A defensoria anunciou que reunirá profissionais de saúde e gestores públicos no segundo semestre para discutir medidas estruturais e evitar novo colapso em 2026. “A transição entre verão e inverno é crítica. Há necessidade clara de mais leitos e estrutura”, reforçou a defensora.

A população, que convive com esse drama diariamente, expressa sua revolta. “Dinheiro tem, mas falta competência”, resume Maria das Dores, que acompanha o irmão em uma fila para cirurgia vascular. “Esperamos semanas para um retorno. Depois, mais semanas para um exame. Só conseguimos vaga quando o juiz mandou. Isso não é saúde, é abandono”, acrescenta José Henrique, aposentado que aguarda uma tomografia desde maio. Em frente às UPAs e centros regionais de saúde, o sentimento de abandono se repete. Pacientes relatam longas esperas, instalações precárias e total insegurança sobre o momento em que serão atendidos.

Em relato semelhante, dona Zuleide Santana, moradora do bairro Aero Rancho, desabafa: “a gente chega às 5 da manhã e sai à noite, sem saber se vai ser atendido. Eu só consegui cirurgia para o meu marido porque um advogado da família nos ajudou a judicializar. É triste, porque saúde deveria ser para todos”. Seu Valdir Lopes, pedreiro aposentado, completa: “o posto manda para a UPA, a UPA manda para o CRS, o CRS diz que não tem vaga e manda de volta. É um empurra-empurra que só adoece mais a gente”.

Marcelo Silveira, presidente do Sindicato dos Médicos de Mato Grosso do Sul, classifica a recomendação judicial como um grito de socorro. “Não é que os médicos estejam errados. Eles estão sem ferramentas. E o gestor é quem tem que dar essas condições. O médico vira a face do SUS, mas está de mãos atadas. Quando orienta a ir à Justiça, é por desespero”, afirma.

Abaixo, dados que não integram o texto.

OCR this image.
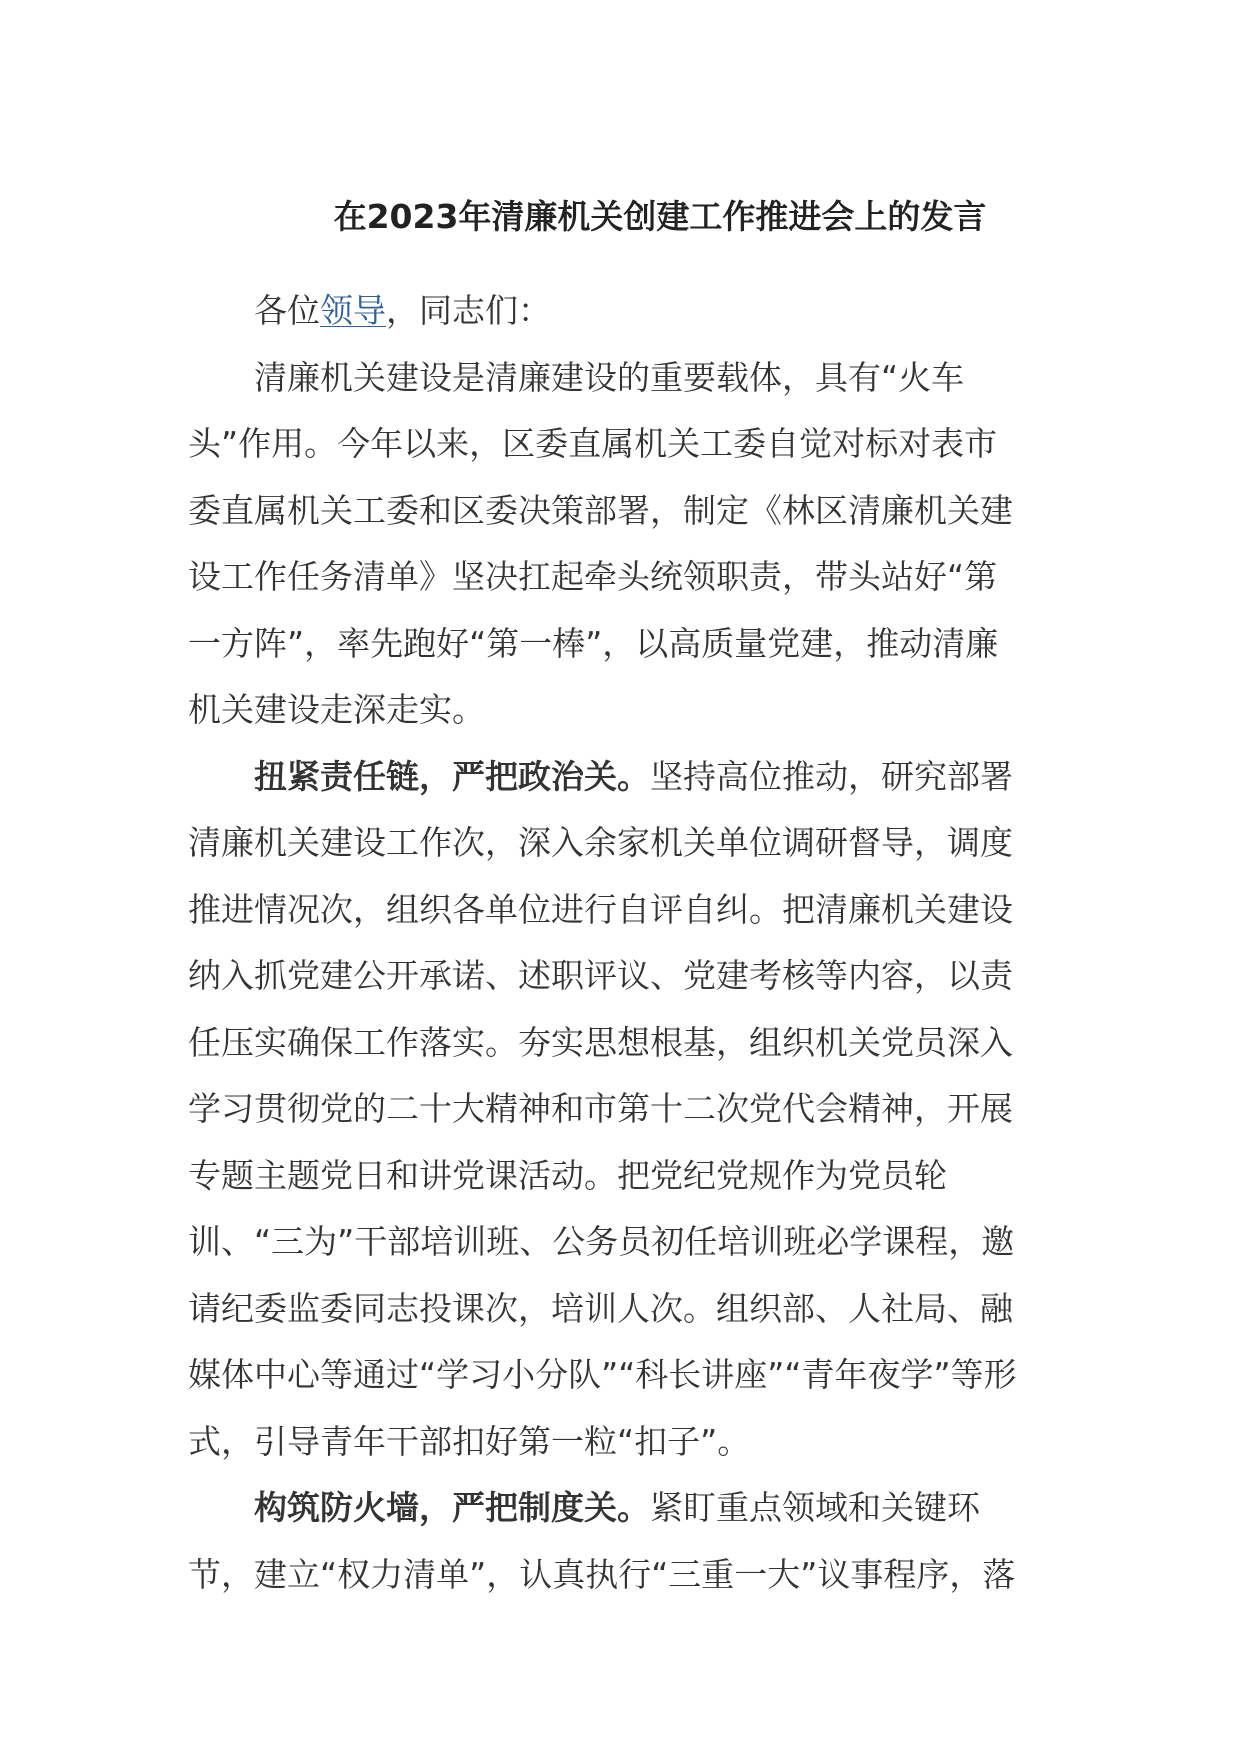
在2023年清廉机关创建工作推进会上的发言

各位领导，同志们：

清廉机关建设是清廉建设的重要载体，具有“火车头”作用。今年以来，区委直属机关工委自觉对标对表市委直属机关工委和区委决策部署，制定《林区清廉机关建设工作任务清单》坚决扛起牵头统领职责，带头站好“第一方阵”，率先跑好“第一棒”，以高质量党建，推动清廉机关建设走深走实。

扭紧责任链，严把政治关。坚持高位推动，研究部署清廉机关建设工作次，深入余家机关单位调研督导，调度推进情况次，组织各单位进行自评自纠。把清廉机关建设纳入抓党建公开承诺、述职评议、党建考核等内容，以责任压实确保工作落实。夯实思想根基，组织机关党员深入学习贯彻党的二十大精神和市第十二次党代会精神，开展专题主题党日和讲党课活动。把党纪党规作为党员轮训、“三为”干部培训班、公务员初任培训班必学课程，邀请纪委监委同志投课次，培训人次。组织部、人社局、融媒体中心等通过“学习小分队”“科长讲座”“青年夜学”等形式，引导青年干部扣好第一粒“扣子”。

构筑防火墙，严把制度关。紧盯重点领域和关键环节，建立“权力清单”，认真执行“三重一大”议事程序，落
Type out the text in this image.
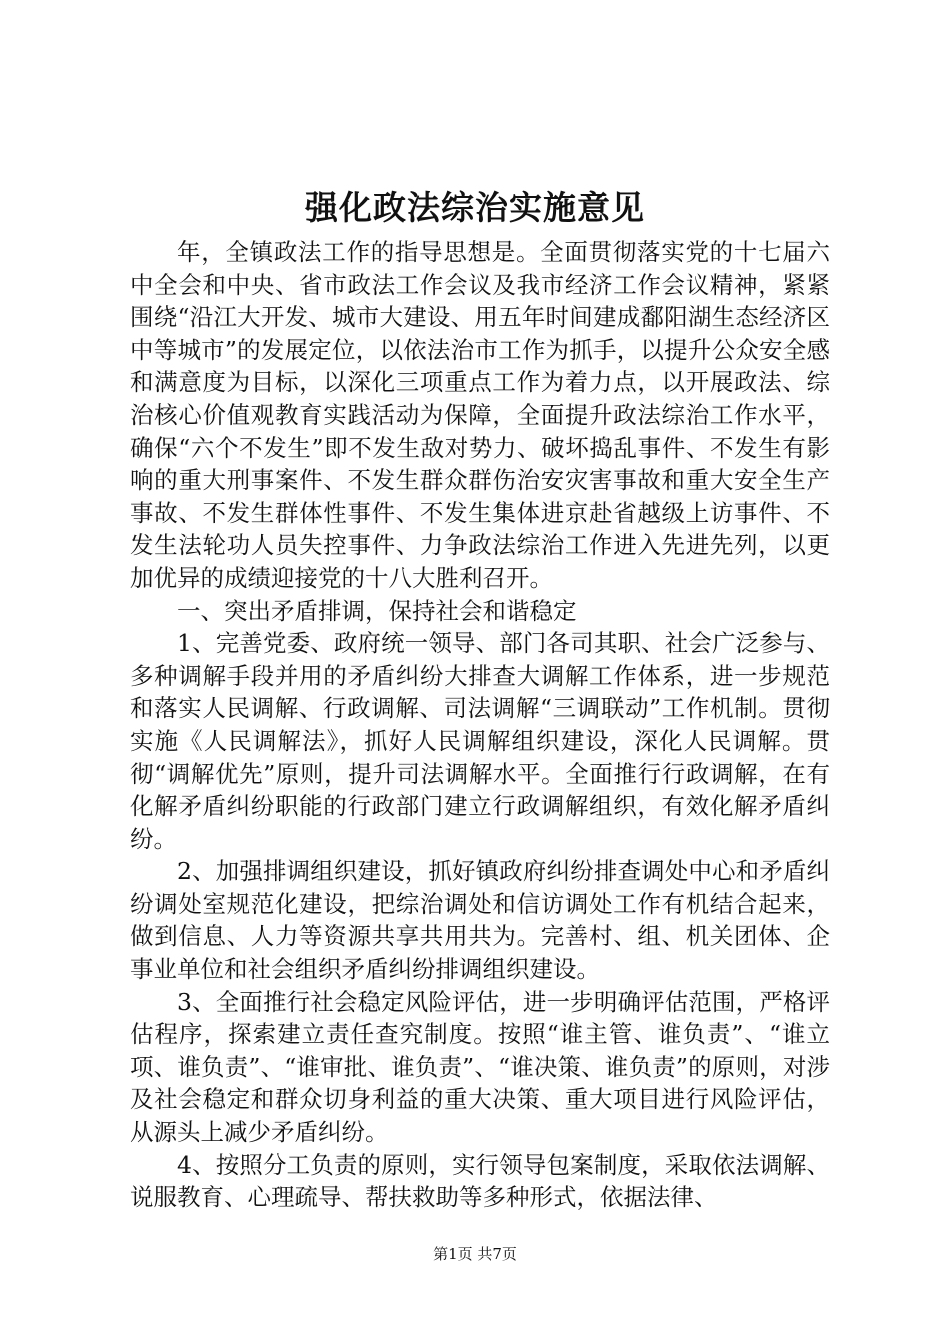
强化政法综治实施意见

年，全镇政法工作的指导思想是。全面贯彻落实党的十七届六中全会和中央、省市政法工作会议及我市经济工作会议精神，紧紧围绕“沿江大开发、城市大建设、用五年时间建成鄱阳湖生态经济区中等城市”的发展定位，以依法治市工作为抓手，以提升公众安全感和满意度为目标，以深化三项重点工作为着力点，以开展政法、综治核心价值观教育实践活动为保障，全面提升政法综治工作水平，确保“六个不发生”即不发生敌对势力、破坏捣乱事件、不发生有影响的重大刑事案件、不发生群众群伤治安灾害事故和重大安全生产事故、不发生群体性事件、不发生集体进京赴省越级上访事件、不发生法轮功人员失控事件、力争政法综治工作进入先进先列，以更加优异的成绩迎接党的十八大胜利召开。

一、突出矛盾排调，保持社会和谐稳定

1、完善党委、政府统一领导、部门各司其职、社会广泛参与、多种调解手段并用的矛盾纠纷大排查大调解工作体系，进一步规范和落实人民调解、行政调解、司法调解“三调联动”工作机制。贯彻实施《人民调解法》，抓好人民调解组织建设，深化人民调解。贯彻“调解优先”原则，提升司法调解水平。全面推行行政调解，在有化解矛盾纠纷职能的行政部门建立行政调解组织，有效化解矛盾纠纷。

2、加强排调组织建设，抓好镇政府纠纷排查调处中心和矛盾纠纷调处室规范化建设，把综治调处和信访调处工作有机结合起来，做到信息、人力等资源共享共用共为。完善村、组、机关团体、企事业单位和社会组织矛盾纠纷排调组织建设。

3、全面推行社会稳定风险评估，进一步明确评估范围，严格评估程序，探索建立责任查究制度。按照“谁主管、谁负责”、“谁立项、谁负责”、“谁审批、谁负责”、“谁决策、谁负责”的原则，对涉及社会稳定和群众切身利益的重大决策、重大项目进行风险评估，从源头上减少矛盾纠纷。

4、按照分工负责的原则，实行领导包案制度，采取依法调解、说服教育、心理疏导、帮扶救助等多种形式，依据法律、

第1页 共7页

Silveira também critica a manutenção de pacientes em UPAs e CRSs, unidades que não são estruturadas para permanência prolongada. “São locais de passagem, mas as pessoas estão sendo mantidas por dias ali. Isso fere as normas técnicas e coloca vidas em risco. O médico quer salvar, mas o sistema joga contra”, finaliza.

A judicialização da saúde, portanto, é um termômetro de um sistema que falha em sua essência. Enquanto os pacientes recorrem à Justiça como única saída e os médicos se transformam em orientadores jurídicos, o poder público segue sem respostas concretas. Campo Grande não carece de recursos. Carece de gestão, planejamento e competência.